Henry Wittenberg, Champion
Wrestler, Dies at 91
Henry Wittenberg, an Olympic gold and silver medalist who became one
of America’s greatest amateur wrestlers while he was a New York City
police officer, died on Tuesday at his home in Somers, N.Y. He was 91.
His death was announced by his family.
As a teenager, Wittenberg was devoted to chess and swimming. It was not
until he arrived at City College that he turned to wrestling. He became
a collegiate star, and after graduating in 1940, he dominated national
and international freestyle wrestling in his weight group. He went
undefeated in more than 300 consecutive matches during the 1940s,
according to the National Wrestling Hall of Fame.
With World War II forcing the cancellation of the 1940 and 1944
Olympics, Wittenberg missed out on a chance for medals in his physical
prime.
But after serving in the Navy, he won the light heavyweight (191.5
pounds) freestyle wrestling gold medal at the 1948 London Olympics. He won a
silver medal at the 1952 Helsinki Games after Wiking Palm of Sweden,
the gold-medal winner, ended his unbeaten streak.
Wittenberg won eight national Amateur Athletic Union championships, his
last one in April 1952. He coached wrestling at Yeshiva
University and City College, and he was the coach of the United
States Greco-Roman wrestling team at the 1968 Mexico City Olympics. He
was inducted into the Wrestling Hall of Fame in Stillwater,
Okla., in 1977.
Wittenberg trained for his matches by running to the top rows at City
College’s Lewisohn Stadium, leaping over the seats to strengthen his
legs, and he lifted weights, an unorthodox regimen at the time.
“I was one of the first weight-lifting wrestlers,” he told Mike Chapman
for his book “Wrestling Tough” (2005). “I had weights at home and
lifted very seriously, several times a week.”
Wittenberg recalled that Art Griffith, the coach of the 1948 United
States Olympic freestyle wrestlers, “told the team he didn’t want any
of us lifting weights because it would make us muscle bound.”
But, he added, “I told him I was going to lift anyway, and he said,
‘O.K., but don’t let the other guys see you doing it.’ ”
Henry Wittenberg was born on Sept. 18, 1918, in Jersey City.
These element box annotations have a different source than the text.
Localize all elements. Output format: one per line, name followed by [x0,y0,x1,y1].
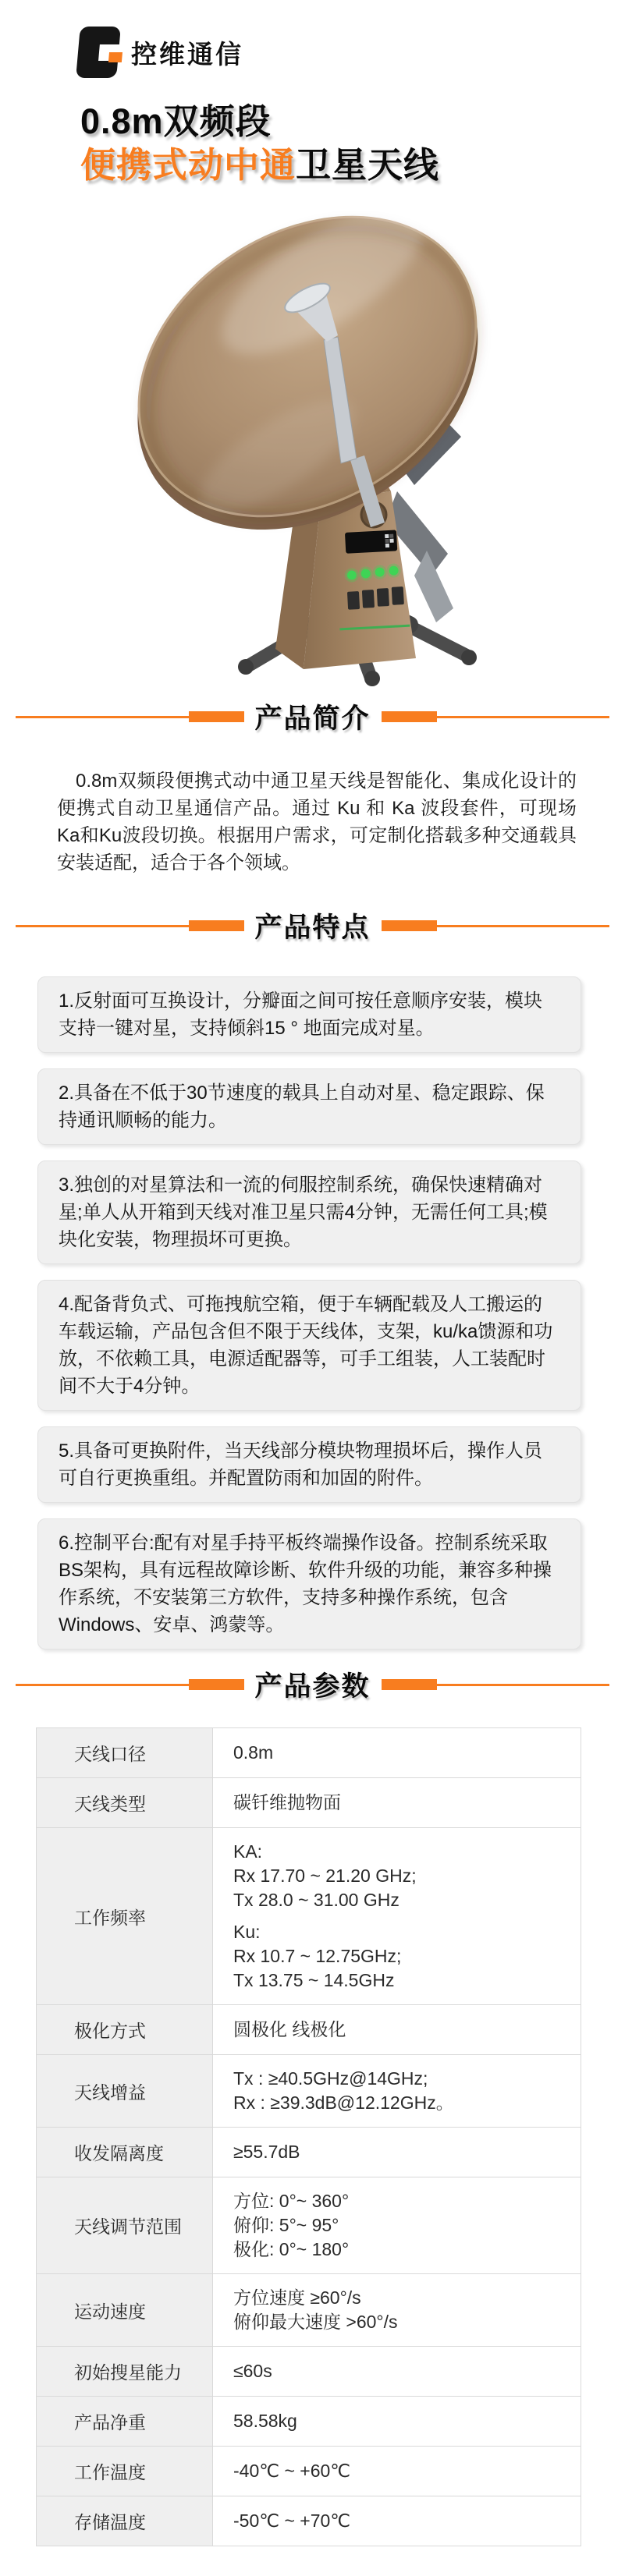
param-value-line: ≥55.7dB [233,2142,300,2162]
param-label: 天线增益 [37,2055,212,2127]
section-title-features: 产品特点 [254,912,371,943]
param-value-line: Rx 10.7 ~ 12.75GHz; [233,1946,402,1966]
brand-name: 控维通信 [131,39,243,69]
param-row [37,2128,581,2177]
param-value-line: Tx : ≥40.5GHz@14GHz; [233,2068,428,2089]
section-header-params [16,1665,609,1704]
brand-header [0,0,625,78]
param-value-line: Tx 28.0 ~ 31.00 GHz [233,1890,400,1910]
param-value [212,2397,581,2446]
param-label: 初始搜星能力 [37,2347,212,2396]
param-value [212,1728,581,1777]
title-rest: 卫星天线 [296,145,440,185]
param-value-line: Tx 13.75 ~ 14.5GHz [233,1970,395,1990]
param-value-line: ≤60s [233,2361,272,2381]
brand-logo-icon [76,27,121,78]
title-line2 [80,144,625,187]
divider-line [437,1684,610,1686]
param-value-line: Ku: [233,1922,261,1942]
title-line1: 0.8m双频段 [80,101,272,141]
param-label: 收发隔离度 [37,2128,212,2177]
title-highlight: 便携式动中通 [80,145,297,185]
param-label: 天线类型 [37,1778,212,1827]
param-row [37,2347,581,2397]
section-title-params: 产品参数 [254,1671,371,1702]
divider-line [16,925,189,927]
divider-bar [382,1679,437,1690]
divider-bar [382,920,437,931]
satellite-antenna-illustration [116,187,553,686]
param-value-line: 俯仰最大速度 >60°/s [233,2312,398,2332]
param-value-line: -50℃ ~ +70℃ [233,2510,351,2531]
param-label: 存储温度 [37,2496,212,2546]
divider-bar [189,920,244,931]
param-value [212,2005,581,2054]
param-value [212,2274,581,2346]
param-value-line: 圆极化 线极化 [233,2019,346,2039]
param-value-line: 俯仰: 5°~ 95° [233,2215,339,2235]
param-value [212,2128,581,2177]
param-value [212,2447,581,2496]
param-value [212,1778,581,1827]
param-value [212,1828,581,2004]
param-value [212,2055,581,2127]
param-value-line: -40℃ ~ +60℃ [233,2461,351,2481]
features-list [0,976,625,1649]
param-row [37,2274,581,2347]
param-value-line: Rx : ≥39.3dB@12.12GHz。 [233,2092,454,2113]
param-label: 运动速度 [37,2274,212,2346]
param-label: 天线口径 [37,1728,212,1777]
divider-line [16,716,189,718]
param-value-line: KA: [233,1841,263,1862]
param-value-line: 方位: 0°~ 360° [233,2191,350,2211]
section-title-intro: 产品简介 [254,703,371,734]
divider-line [437,925,610,927]
feature-item: 6.控制平台:配有对星手持平板终端操作设备。控制系统采取BS架构，具有远程故障诊断、软件升级的功能，兼容多种操作系统，不安装第三方软件，支持多种操作系统，包含Windows、安卓、鸿蒙等。 [37,1518,581,1649]
param-value [212,2496,581,2546]
product-image [0,187,625,686]
param-value-line: 极化: 0°~ 180° [233,2239,350,2259]
feature-item: 5.具备可更换附件，当天线部分模块物理损坏后，操作人员可自行更换重组。并配置防雨和加固的附件。 [37,1426,581,1503]
param-label: 工作频率 [37,1828,212,2004]
param-row [37,2177,581,2274]
param-row [37,2397,581,2447]
divider-bar [382,711,437,722]
param-label: 工作温度 [37,2447,212,2496]
intro-paragraph: 0.8m双频段便携式动中通卫星天线是智能化、集成化设计的便携式自动卫星通信产品。通过 Ku 和 Ka 波段套件，可现场Ka和Ku波段切换。根据用户需求，可定制化搭载多种交通载具安装适配，适合于各个领域。 [57,771,577,873]
feature-item: 1.反射面可互换设计，分瓣面之间可按任意顺序安装，模块支持一键对星，支持倾斜15 ° 地面完成对星。 [37,976,581,1053]
param-value-gap [233,1912,573,1920]
param-row [37,2005,581,2055]
param-row [37,1778,581,1828]
param-row [37,2496,581,2546]
page-title [0,100,625,187]
feature-item: 2.具备在不低于30节速度的载具上自动对星、稳定跟踪、保持通讯顺畅的能力。 [37,1068,581,1145]
param-value [212,2177,581,2273]
param-value-line: 碳钎维抛物面 [233,1792,341,1812]
feature-item: 4.配备背负式、可拖拽航空箱，便于车辆配载及人工搬运的车载运输，产品包含但不限于天线体，支架，ku/ka馈源和功放，不依赖工具，电源适配器等，可手工组装，人工装配时间不大于4分钟。 [37,1280,581,1411]
divider-bar [189,1679,244,1690]
divider-line [16,1684,189,1686]
params-table [36,1727,581,2546]
param-row [37,2447,581,2496]
param-value-line: 58.58kg [233,2411,297,2431]
param-value-line: 方位速度 ≥60°/s [233,2287,361,2308]
section-header-features [16,906,609,945]
divider-bar [189,711,244,722]
param-value [212,2347,581,2396]
param-row [37,1728,581,1778]
section-header-intro [16,697,609,736]
divider-line [437,716,610,718]
param-label: 天线调节范围 [37,2177,212,2273]
param-row [37,2055,581,2128]
feature-item: 3.独创的对星算法和一流的伺服控制系统，确保快速精确对星;单人从开箱到天线对准卫星只需4分钟，无需任何工具;模块化安装，物理损坏可更换。 [37,1160,581,1264]
logo-orange-chip [108,52,123,62]
param-value-line: Rx 17.70 ~ 21.20 GHz; [233,1866,417,1886]
param-label: 极化方式 [37,2005,212,2054]
param-row [37,1828,581,2005]
param-label: 产品净重 [37,2397,212,2446]
param-value-line: 0.8m [233,1742,274,1763]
While at
Dickinson High School he was captain of the chess team and loved to
swim but could not make proper turns in the pool.
His instructor, Wittenberg told The New York Times long afterward,
said: “Kid, forget it. You’ll never be a swimmer. You’ve got no
intestinal fortitude. You know what that means? You’ve got no guts.”
But Wittenberg was hardly discouraged. At City College, he became a
protégé of Joe Sapora, the wrestling coach and a former N.C.A.A. champion at the University
of Illinois.
After competing in the N.C.A.A. national championships, Wittenberg went
to Columbia
University’s Teachers College. He received a master’s degree in
1941 and sought a teaching job, but there were few openings, so he
became a police officer. He recalled winning five citations for
bravery, one of them for disarming a holdup man wielding an ax and a
gun on a Manhattan rooftop. He retired as a sergeant in 1954.
Notwithstanding Wittenberg’s wrestling achievements, an Olympic Games
staged long after his competitive years tempered his love for the
Olympic movement.
Wittenberg had been a two-time wrestling champion at the Maccabiah
Games in Israel, the international competition for Jewish athletes.
He visited Jerusalem before the 1972 Munich Olympics, giving pointers
to the Israeli wrestling team. On the night of Sept. 4, 1972,
Wittenberg and his wife, Edith, spent time at a Munich hotel with their
friend Yosef Gutfreund, an Israeli wrestling referee.
The next day, Gutfreund and 10 fellow Israelis — athletes and coaches —
were killed when Palestinian
terrorists invaded the Olympic village.
“The whole concept of the Games was turned upside down,” Wittenberg
told Newsday 20
years later. “It was murder for political reasons. People go to war and
get killed, all right. The Olympics were fun.”
Wittenberg is survived by his son, Michael, of Pleasantville, N.Y.; his
daughter, Susan Wittenberg, of Manhattan; and two grandsons. His wife,
a former New York City police officer who fenced at Hunter
College and coached women’s fencing at City College, died in 2008.
When Wittenberg reigned as an Olympic champion, professional wrestling
was a staple of television’s early years. Vern Gagne, whom Wittenberg
defeated in the finals of the 1948 Olympic trials, became a popular
pro. But Wittenberg had no interest in the hair-pulling and stamping of
the pro circuit, however lucrative.
“l was a wrestler,” he told The Times. “I wasn’t an actor.”